Wilcomb E. Washburn, "American Historical Review", vol. LXXI, 1965-6, pp927-8 (USA: American Historical Association)
Washburn was most impressed by the "scholarly acumen" of all the contributors, and the painstaking detail of the analyses of the Map and the Tartar Relation. He did comment specifically on George Painter's "second opinion" essay about the map, deciding that "his arguments semm to me more soundly based and imaginatively reasoned than Skelton's". He was equally taken by the boldness of the launch, with its "public relations efficiency not usually achieved by university presses", and noted with amusement that "Even scholarly reviews have been affected by the publicity and secrecy, with reviewers sometimes attacking the public reaction to the book rather than the book itself, and sometimes betraying annoyance at their exclusion from the knowledge granted to the authors in the prepublication period." In conclusion, he firmly supported the statement in the book's introduction by Alexander Vietor that it was intended as "a springboard for further investigation" [and of course he himself swiftly took up the challenge with the Vinland Map Conference at the Smithsonian, later in 1966- just a pity it took five years to publish the Conference proceedings].

G.R. Crone again "History Today", vol.

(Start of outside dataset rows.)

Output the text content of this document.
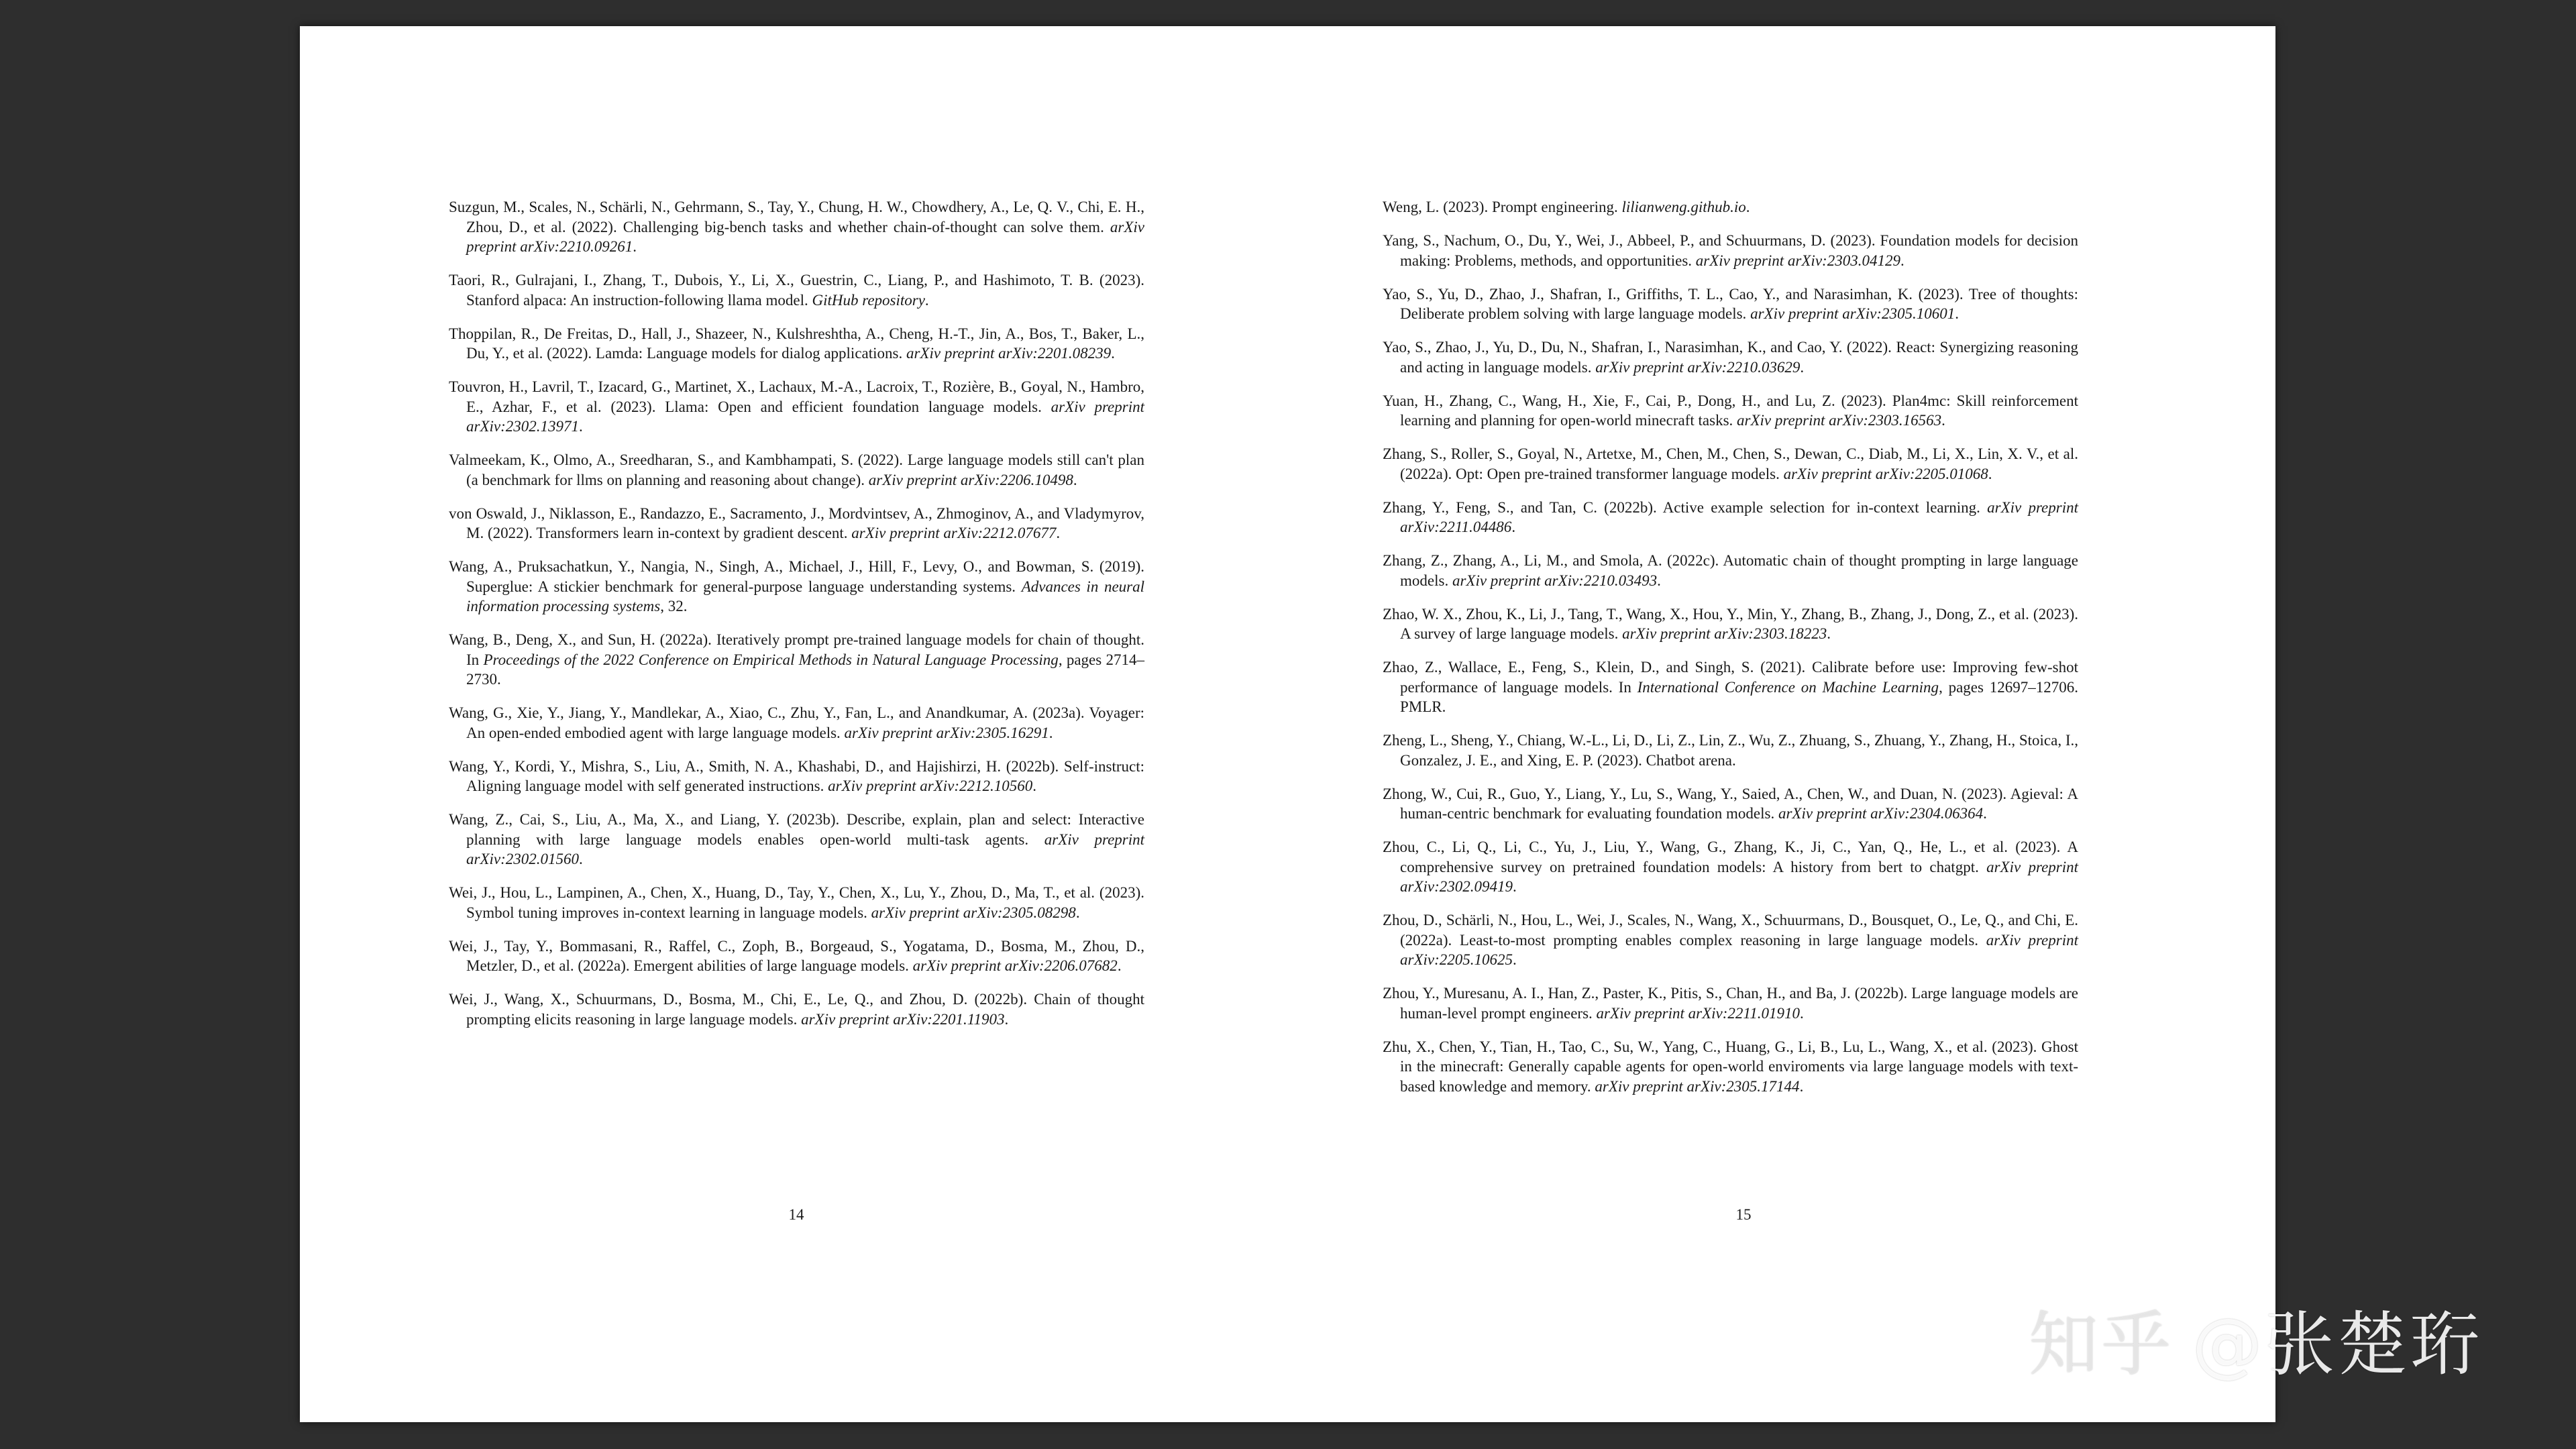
Suzgun, M., Scales, N., Schärli, N., Gehrmann, S., Tay, Y., Chung, H. W., Chowdhery, A., Le, Q. V., Chi, E. H., Zhou, D., et al. (2022). Challenging big-bench tasks and whether chain-of-thought can solve them. arXiv preprint arXiv:2210.09261.
Taori, R., Gulrajani, I., Zhang, T., Dubois, Y., Li, X., Guestrin, C., Liang, P., and Hashimoto, T. B. (2023). Stanford alpaca: An instruction-following llama model. GitHub repository.
Thoppilan, R., De Freitas, D., Hall, J., Shazeer, N., Kulshreshtha, A., Cheng, H.-T., Jin, A., Bos, T., Baker, L., Du, Y., et al. (2022). Lamda: Language models for dialog applications. arXiv preprint arXiv:2201.08239.
Touvron, H., Lavril, T., Izacard, G., Martinet, X., Lachaux, M.-A., Lacroix, T., Rozière, B., Goyal, N., Hambro, E., Azhar, F., et al. (2023). Llama: Open and efficient foundation language models. arXiv preprint arXiv:2302.13971.
Valmeekam, K., Olmo, A., Sreedharan, S., and Kambhampati, S. (2022). Large language models still can't plan (a benchmark for llms on planning and reasoning about change). arXiv preprint arXiv:2206.10498.
von Oswald, J., Niklasson, E., Randazzo, E., Sacramento, J., Mordvintsev, A., Zhmoginov, A., and Vladymyrov, M. (2022). Transformers learn in-context by gradient descent. arXiv preprint arXiv:2212.07677.
Wang, A., Pruksachatkun, Y., Nangia, N., Singh, A., Michael, J., Hill, F., Levy, O., and Bowman, S. (2019). Superglue: A stickier benchmark for general-purpose language understanding systems. Advances in neural information processing systems, 32.
Wang, B., Deng, X., and Sun, H. (2022a). Iteratively prompt pre-trained language models for chain of thought. In Proceedings of the 2022 Conference on Empirical Methods in Natural Language Processing, pages 2714–2730.
Wang, G., Xie, Y., Jiang, Y., Mandlekar, A., Xiao, C., Zhu, Y., Fan, L., and Anandkumar, A. (2023a). Voyager: An open-ended embodied agent with large language models. arXiv preprint arXiv:2305.16291.
Wang, Y., Kordi, Y., Mishra, S., Liu, A., Smith, N. A., Khashabi, D., and Hajishirzi, H. (2022b). Self-instruct: Aligning language model with self generated instructions. arXiv preprint arXiv:2212.10560.
Wang, Z., Cai, S., Liu, A., Ma, X., and Liang, Y. (2023b). Describe, explain, plan and select: Interactive planning with large language models enables open-world multi-task agents. arXiv preprint arXiv:2302.01560.
Wei, J., Hou, L., Lampinen, A., Chen, X., Huang, D., Tay, Y., Chen, X., Lu, Y., Zhou, D., Ma, T., et al. (2023). Symbol tuning improves in-context learning in language models. arXiv preprint arXiv:2305.08298.
Wei, J., Tay, Y., Bommasani, R., Raffel, C., Zoph, B., Borgeaud, S., Yogatama, D., Bosma, M., Zhou, D., Metzler, D., et al. (2022a). Emergent abilities of large language models. arXiv preprint arXiv:2206.07682.
Wei, J., Wang, X., Schuurmans, D., Bosma, M., Chi, E., Le, Q., and Zhou, D. (2022b). Chain of thought prompting elicits reasoning in large language models. arXiv preprint arXiv:2201.11903.
14
Weng, L. (2023). Prompt engineering. lilianweng.github.io.
Yang, S., Nachum, O., Du, Y., Wei, J., Abbeel, P., and Schuurmans, D. (2023). Foundation models for decision making: Problems, methods, and opportunities. arXiv preprint arXiv:2303.04129.
Yao, S., Yu, D., Zhao, J., Shafran, I., Griffiths, T. L., Cao, Y., and Narasimhan, K. (2023). Tree of thoughts: Deliberate problem solving with large language models. arXiv preprint arXiv:2305.10601.
Yao, S., Zhao, J., Yu, D., Du, N., Shafran, I., Narasimhan, K., and Cao, Y. (2022). React: Synergizing reasoning and acting in language models. arXiv preprint arXiv:2210.03629.
Yuan, H., Zhang, C., Wang, H., Xie, F., Cai, P., Dong, H., and Lu, Z. (2023). Plan4mc: Skill reinforcement learning and planning for open-world minecraft tasks. arXiv preprint arXiv:2303.16563.
Zhang, S., Roller, S., Goyal, N., Artetxe, M., Chen, M., Chen, S., Dewan, C., Diab, M., Li, X., Lin, X. V., et al. (2022a). Opt: Open pre-trained transformer language models. arXiv preprint arXiv:2205.01068.
Zhang, Y., Feng, S., and Tan, C. (2022b). Active example selection for in-context learning. arXiv preprint arXiv:2211.04486.
Zhang, Z., Zhang, A., Li, M., and Smola, A. (2022c). Automatic chain of thought prompting in large language models. arXiv preprint arXiv:2210.03493.
Zhao, W. X., Zhou, K., Li, J., Tang, T., Wang, X., Hou, Y., Min, Y., Zhang, B., Zhang, J., Dong, Z., et al. (2023). A survey of large language models. arXiv preprint arXiv:2303.18223.
Zhao, Z., Wallace, E., Feng, S., Klein, D., and Singh, S. (2021). Calibrate before use: Improving few-shot performance of language models. In International Conference on Machine Learning, pages 12697–12706. PMLR.
Zheng, L., Sheng, Y., Chiang, W.-L., Li, D., Li, Z., Lin, Z., Wu, Z., Zhuang, S., Zhuang, Y., Zhang, H., Stoica, I., Gonzalez, J. E., and Xing, E. P. (2023). Chatbot arena.
Zhong, W., Cui, R., Guo, Y., Liang, Y., Lu, S., Wang, Y., Saied, A., Chen, W., and Duan, N. (2023). Agieval: A human-centric benchmark for evaluating foundation models. arXiv preprint arXiv:2304.06364.
Zhou, C., Li, Q., Li, C., Yu, J., Liu, Y., Wang, G., Zhang, K., Ji, C., Yan, Q., He, L., et al. (2023). A comprehensive survey on pretrained foundation models: A history from bert to chatgpt. arXiv preprint arXiv:2302.09419.
Zhou, D., Schärli, N., Hou, L., Wei, J., Scales, N., Wang, X., Schuurmans, D., Bousquet, O., Le, Q., and Chi, E. (2022a). Least-to-most prompting enables complex reasoning in large language models. arXiv preprint arXiv:2205.10625.
Zhou, Y., Muresanu, A. I., Han, Z., Paster, K., Pitis, S., Chan, H., and Ba, J. (2022b). Large language models are human-level prompt engineers. arXiv preprint arXiv:2211.01910.
Zhu, X., Chen, Y., Tian, H., Tao, C., Su, W., Yang, C., Huang, G., Li, B., Lu, L., Wang, X., et al. (2023). Ghost in the minecraft: Generally capable agents for open-world enviroments via large language models with text-based knowledge and memory. arXiv preprint arXiv:2305.17144.
15
知乎 @张楚珩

XVI, 1966, pp361-2 (UK)
Like everybody else, Crone was waiting with bated breath for the radiocarbon dating from L'Anse Aux Meadows. Reasserting the derivation of the Old World portion of the map from Andrea Bianco's 1436 world map, he stated (without going into detail on this occasion) that he doubted that the VM was made before 1486, and suspected that it was inspired by Columbus' discoveries.

NB: There is at least one more early Crone review, in "Encounter", but I decided to spare the library staff the trouble of digging it out.

Norman J.G. Pounds, "Journal of American History", vol. LIII, 1966-7, pp107-8 (USA: Organization of American Historians)
Pounds described the post-1957 history of the VM and Tartar Relation as "a story of detection calculated to appeal to the popular imagination. There is no reason to doubt that these two records were originally bound in with an incomplete copy of Vincent of Beauvais' Speculum Historiale, nor that they were intended to serve as some sort of illustration and supplement to the larger work. On this relationship of the three the worm-holes have, as it were, set their seal." He argued that the Tartar Relation is of little importance in itself, adding little to existing knowledge, so said that in the book "The greatest emphasis is rightly given to the Vinland Map", and congratulated Skelton on "one of the most masterly examples of map analysis known to this reviewer." Accepting that the map's depiction of Vinland is not, unlike the "remarkable" outline of Greenland, based on a cartographic source, he concluded that it was most important as an illustration of the possible world-view of Columbus' generation before 1492.

I hope, sooner or later, to add a page of reviews from newspapers, but apart from the "newspapers of record" such as the New York Times and the London Times, these are not so widely available in academic libraries as scholarly journals.